The wonderful thing about salt prints (especially from paper negatives) - the thing that can't be reproduced but has to be seen in the original - is the softness of tone, the richness of texture, the extraordinarily delicate interplay of light and shade (Hill and Adamson's portraits were even likened to Rembrandts). In these early images, light emerges from darkness, and the borderline between the two is soft and porous - rather like the sfumato effect of the Italian painters. The famous image above - William Fox Talbot's The Great Elm at Lacock - is a case in point. In reproduction, it just looks like a rather crude image of a tree against the sky, but the original is a marvel of subtle tonality, especially where the branches end in a haze of twigs against the sky, the one merging into the other. Fox Talbot achieved this effect - whether intentionally or not - by not masking off the sky (as became common practice later, the development of the sky posing problems that could compromise the main image).
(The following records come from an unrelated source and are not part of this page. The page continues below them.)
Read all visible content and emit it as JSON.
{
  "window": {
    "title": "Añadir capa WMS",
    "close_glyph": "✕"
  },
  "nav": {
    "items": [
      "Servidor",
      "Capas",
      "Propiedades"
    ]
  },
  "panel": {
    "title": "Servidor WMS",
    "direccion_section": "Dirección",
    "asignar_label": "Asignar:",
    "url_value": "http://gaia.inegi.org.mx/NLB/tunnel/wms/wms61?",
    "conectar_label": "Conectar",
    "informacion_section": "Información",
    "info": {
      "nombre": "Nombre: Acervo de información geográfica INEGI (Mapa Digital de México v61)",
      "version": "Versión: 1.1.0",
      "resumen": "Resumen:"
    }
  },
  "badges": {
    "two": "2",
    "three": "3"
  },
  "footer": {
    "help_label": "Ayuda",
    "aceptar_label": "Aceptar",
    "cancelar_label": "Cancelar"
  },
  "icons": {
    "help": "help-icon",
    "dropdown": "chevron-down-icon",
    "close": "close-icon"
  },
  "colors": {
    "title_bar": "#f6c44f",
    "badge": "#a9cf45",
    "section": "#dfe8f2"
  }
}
This exhibition is light on the technicalities, with only an outline explanation of the processes involved. The focus, quite rightly, is on the pictures - this is, after all, an art gallery, and many of these photographs, including the documentary ones, were conceived as works of art. Often they echo pictorial modes of the past - most noticeably in the posing of portraits - but even by the 1850s, the art of photography was breaking free from the painted past into a new informality, into exploring the things that only photography could do.
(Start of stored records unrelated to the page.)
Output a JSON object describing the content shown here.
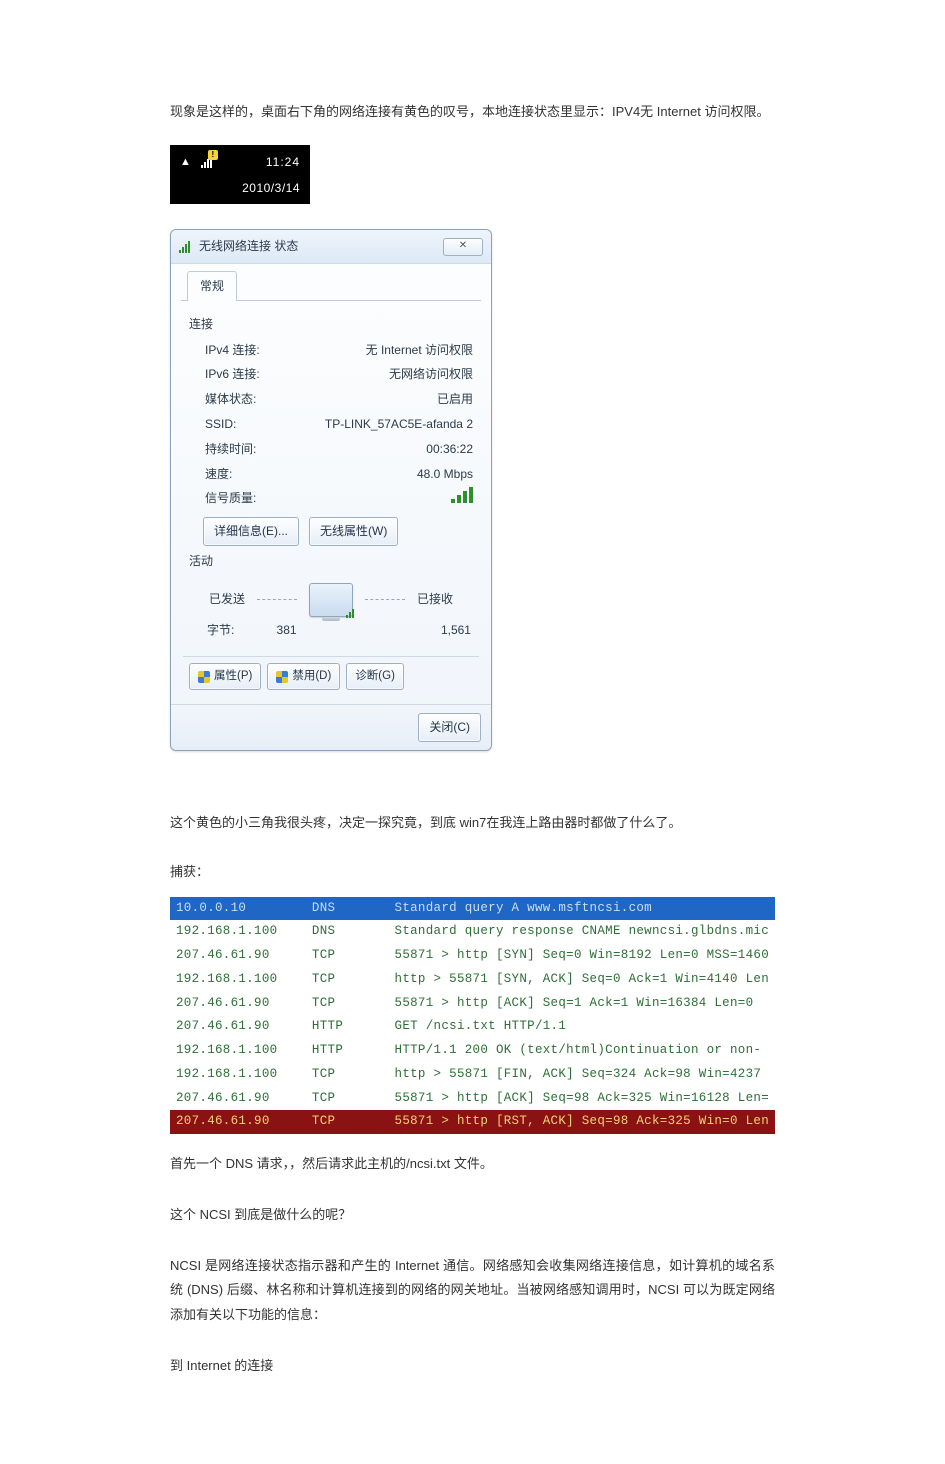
{
  "article": {
    "p1": "现象是这样的，桌面右下角的网络连接有黄色的叹号，本地连接状态里显示：IPV4无 Internet 访问权限。",
    "p2": "这个黄色的小三角我很头疼，决定一探究竟，到底 win7在我连上路由器时都做了什么了。",
    "p3": "捕获：",
    "p4": "首先一个 DNS 请求，，然后请求此主机的/ncsi.txt 文件。",
    "p5": "这个 NCSI 到底是做什么的呢？",
    "p6": "NCSI 是网络连接状态指示器和产生的 Internet 通信。网络感知会收集网络连接信息，如计算机的域名系统 (DNS) 后缀、林名称和计算机连接到的网络的网关地址。当被网络感知调用时，NCSI 可以为既定网络添加有关以下功能的信息：",
    "p7": "到 Internet 的连接"
  },
  "tray": {
    "time": "11:24",
    "date": "2010/3/14"
  },
  "dialog": {
    "title": "无线网络连接 状态",
    "close_x": "✕",
    "tab": "常规",
    "conn_label": "连接",
    "rows": {
      "ipv4_k": "IPv4 连接:",
      "ipv4_v": "无 Internet 访问权限",
      "ipv6_k": "IPv6 连接:",
      "ipv6_v": "无网络访问权限",
      "media_k": "媒体状态:",
      "media_v": "已启用",
      "ssid_k": "SSID:",
      "ssid_v": "TP-LINK_57AC5E-afanda 2",
      "dur_k": "持续时间:",
      "dur_v": "00:36:22",
      "speed_k": "速度:",
      "speed_v": "48.0 Mbps",
      "sigq_k": "信号质量:"
    },
    "btn_details": "详细信息(E)...",
    "btn_wprops": "无线属性(W)",
    "activity_label": "活动",
    "sent_label": "已发送",
    "recv_label": "已接收",
    "bytes_label": "字节:",
    "sent_bytes": "381",
    "recv_bytes": "1,561",
    "btn_props": "属性(P)",
    "btn_disable": "禁用(D)",
    "btn_diag": "诊断(G)",
    "btn_close": "关闭(C)"
  },
  "capture": [
    {
      "cls": "sel",
      "ip": "10.0.0.10",
      "proto": "DNS",
      "info": "Standard query A www.msftncsi.com"
    },
    {
      "cls": "norm",
      "ip": "192.168.1.100",
      "proto": "DNS",
      "info": "Standard query response CNAME newncsi.glbdns.mic"
    },
    {
      "cls": "norm",
      "ip": "207.46.61.90",
      "proto": "TCP",
      "info": "55871 > http [SYN] Seq=0 Win=8192 Len=0 MSS=1460"
    },
    {
      "cls": "norm",
      "ip": "192.168.1.100",
      "proto": "TCP",
      "info": "http > 55871 [SYN, ACK] Seq=0 Ack=1 Win=4140 Len"
    },
    {
      "cls": "norm",
      "ip": "207.46.61.90",
      "proto": "TCP",
      "info": "55871 > http [ACK] Seq=1 Ack=1 Win=16384 Len=0"
    },
    {
      "cls": "norm",
      "ip": "207.46.61.90",
      "proto": "HTTP",
      "info": "GET /ncsi.txt HTTP/1.1"
    },
    {
      "cls": "norm",
      "ip": "192.168.1.100",
      "proto": "HTTP",
      "info": "HTTP/1.1 200 OK  (text/html)Continuation or non-"
    },
    {
      "cls": "norm",
      "ip": "192.168.1.100",
      "proto": "TCP",
      "info": "http > 55871 [FIN, ACK] Seq=324 Ack=98 Win=4237"
    },
    {
      "cls": "norm",
      "ip": "207.46.61.90",
      "proto": "TCP",
      "info": "55871 > http [ACK] Seq=98 Ack=325 Win=16128 Len="
    },
    {
      "cls": "rst",
      "ip": "207.46.61.90",
      "proto": "TCP",
      "info": "55871 > http [RST, ACK] Seq=98 Ack=325 Win=0 Len"
    }
  ]
}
There are many memorable images here - of the last of Georgian England and the birth of the Victorian age, of survivals from mediaeval and ancient times (the Egyptian photographs of John Beasly Greene and Auguste Salzmann are worth a small exhibition of their own), architectural studies, images from the Crimean and American Civil War, and some startlingly vivid and intimate portraits: a particularly poignant one is of Captain Lord Balgonie, photographed by Roger Fenton at Crimea, shellshocked and already a broken man at 23. A strikingly beautiful one is of the photographer Gustave le Grey standing in elegant profile against a rough-textured sunlit wall - it could almost be a Manet. All these portraits pack an extra punch because these are the first images of 'ordinary' people to survive their subjects' death. In an age when death was likely to be just around the corner (Lord Balgonie was dead at 25, John Beasly Greene at 24), that was quite something.
If you're interested in seeing Salt and Silver, there's plenty of time - it's on till June. And there are many more images from the exhibition online - though, as I say, this is a case where you really do have to see the real thing.